Insert a Unicode Numeric Type or Value

A Unicode numeric type and numeric value are two of the many Unicode properties that you can insert via the Insert Token button on the Create panel.

Insert a Unicode numeric type or value

Every Unicode code point has exactly one value for the Numeric_Type property and another value for the Numeric_Value property. RegexBuddy provides a single menu item for inserting these because the two properties are closely related. The item you select in the list determines both which of the two properties your regex needs to match, and which value for that property it needs to match.

There are four possible values for the Numeric_Type property. Each value is a word which can be abbreviated to 2 letters if you tick “short numeric type names”. The property itself is the same in all Unicode versions. But code points have been shuffled between the different numeric types, particularly prior to Unicode 4.1.0. New Unicode versions continue to add new code points as it continues to add writing systems that have their own characters representing numbers.

The set of code points with Numeric_Type=None is always identical to the set of code points with Numeric_Value=NaN. But while all applications that support the numeric properties support \p{Numeric_Type=None}, some of those applications do not support \p{Numeric_Value=NaN}. So RegexBuddy omits Numeric_Value=NaN from its list because it is redundant and not always supported.

All other values for Numeric_Value are numbers. The list shows all values that are assigned to at least one code point in the version of Unicode that your target application supports. Various Unicode versions have expanded this list over the years.

RegexBuddy shows values larger than 1 million with exponential notation, such as 1e9 for 1 billion. It uses that notation when generating the regex token if the target application supports it.

RegexBuddy shows values that are not whole numbers as fractions. RegexBuddy uses the fraction or its equivalent decimal number when generating the regex token, depending on what the target application supports.

Unicode 8.0.0 expanded its support for the Meroitic script with characters that represent fractions from 1/12 to 11/12. No other Unicode characters represent twelfth fractions. Mathematically, the fractions 2/12, 3/12, 4/12, 6/12, 8/12, 9/12, and 10/12 are equivalent, respectively, to the fractions 1/6, 1/4, 1/3, 1/2, 2/3, and 3/4. These are represented by other characters in Unicode, including the vulgar fractions that are popular in the USA. This probably won’t affect you. The Meroitic script went extinct some 1,600 years ago. It was used in the Kush kingdom, in an area in present-day Sudan.
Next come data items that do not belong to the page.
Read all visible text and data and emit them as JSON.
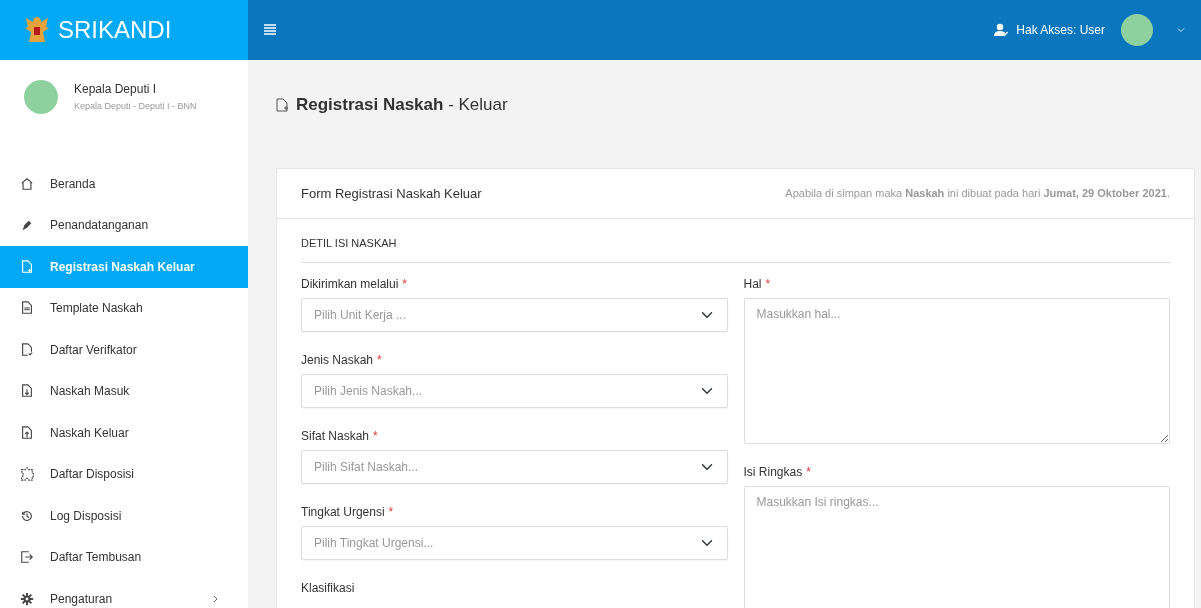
{
  "brand": {
    "name": "SRIKANDI"
  },
  "topbar": {
    "access_label": "Hak Akses: User"
  },
  "profile": {
    "name": "Kepala Deputi I",
    "role": "Kepala Deputi - Deputi I - BNN"
  },
  "sidebar": {
    "items": [
      {
        "label": "Beranda",
        "selected": false
      },
      {
        "label": "Penandatanganan",
        "selected": false
      },
      {
        "label": "Registrasi Naskah Keluar",
        "selected": true
      },
      {
        "label": "Template Naskah",
        "selected": false
      },
      {
        "label": "Daftar Verifkator",
        "selected": false
      },
      {
        "label": "Naskah Masuk",
        "selected": false
      },
      {
        "label": "Naskah Keluar",
        "selected": false
      },
      {
        "label": "Daftar Disposisi",
        "selected": false
      },
      {
        "label": "Log Disposisi",
        "selected": false
      },
      {
        "label": "Daftar Tembusan",
        "selected": false
      },
      {
        "label": "Pengaturan",
        "selected": false,
        "has_submenu": true
      }
    ]
  },
  "page": {
    "title": "**Registrasi Naskah** - Keluar"
  },
  "card": {
    "title": "Form Registrasi Naskah Keluar",
    "note": "Apabila di simpan maka **Naskah** ini dibuat pada hari **Jumat, 29 Oktober 2021**.",
    "section": "DETIL ISI NASKAH"
  },
  "left_fields": [
    {
      "label": "Dikirimkan melalui",
      "mark": "*",
      "placeholder": "Pilih Unit Kerja ..."
    },
    {
      "label": "Jenis Naskah",
      "mark": "*",
      "placeholder": "Pilih Jenis Naskah..."
    },
    {
      "label": "Sifat Naskah",
      "mark": "*",
      "placeholder": "Pilih Sifat Naskah..."
    },
    {
      "label": "Tingkat Urgensi",
      "mark": "*",
      "placeholder": "Pilih Tingkat Urgensi..."
    },
    {
      "label": "Klasifikasi"
    }
  ],
  "right_fields": [
    {
      "label": "Hal",
      "mark": "*",
      "placeholder": "Masukkan hal..."
    },
    {
      "label": "Isi Ringkas",
      "mark": "*",
      "placeholder": "Masukkan Isi ringkas..."
    }
  ]
}
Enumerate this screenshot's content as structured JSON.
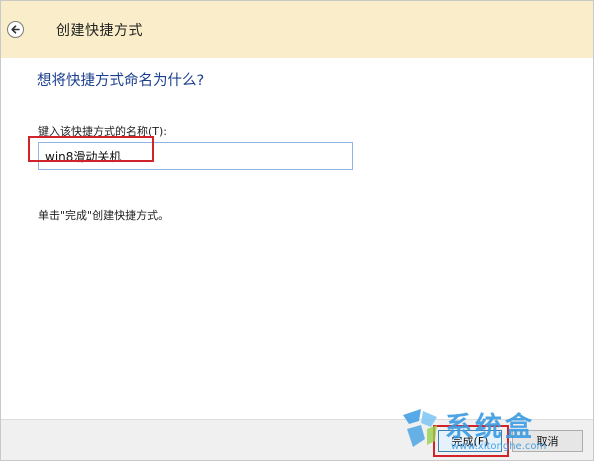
{
  "titlebar": {
    "title": "创建快捷方式",
    "back_icon": "back-arrow-icon"
  },
  "main": {
    "heading": "想将快捷方式命名为什么?",
    "field_label": "键入该快捷方式的名称(T):",
    "name_value": "win8滑动关机",
    "hint": "单击\"完成\"创建快捷方式。"
  },
  "footer": {
    "finish_label": "完成(F)",
    "cancel_label": "取消"
  },
  "watermark": {
    "text": "系统盒",
    "url": "www.xitonghe.com"
  },
  "colors": {
    "titlebar_bg": "#f9eec9",
    "heading": "#1b3f8f",
    "highlight": "#d1232a",
    "watermark": "#3a9be3"
  }
}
But, if Unicode supports it, then RegexBuddy must properly support it too.

A regex token that specifies the decimal value of one of these fractions matches characters representing both fractions. If the application supports Unicode 8.0.0 and astral characters then \p{Numeric_Value=0.8333} matches 3 characters: the vulgar fraction ⅚, the cuneiform numeric sign five sixths 𒑜, and the Meroitic cursive fraction ten twelfths 𐧿. Select the option “treat equivalent fractions as having the same numeric value” if this is what you want.

A regex token that specifies a fraction, if the application supports that at all, may or may not distinguish between those fractions. In some applications, \p{Numeric_Value=5/6} matches only the vulgar and cuneiform fractions while \p{Numeric_Value=10/12} matches only the Meroitic fraction. For those applications, RegexBuddy enables the option “treat equivalent fractions as having distinct decimal numbers”. But in other applications, both \p{Numeric_Value=5/6} and \p{Numeric_Value=10/12} match all 3 characters. Then RegexBuddy disables the option “treat equivalent fractions as having distinct decimal numbers”.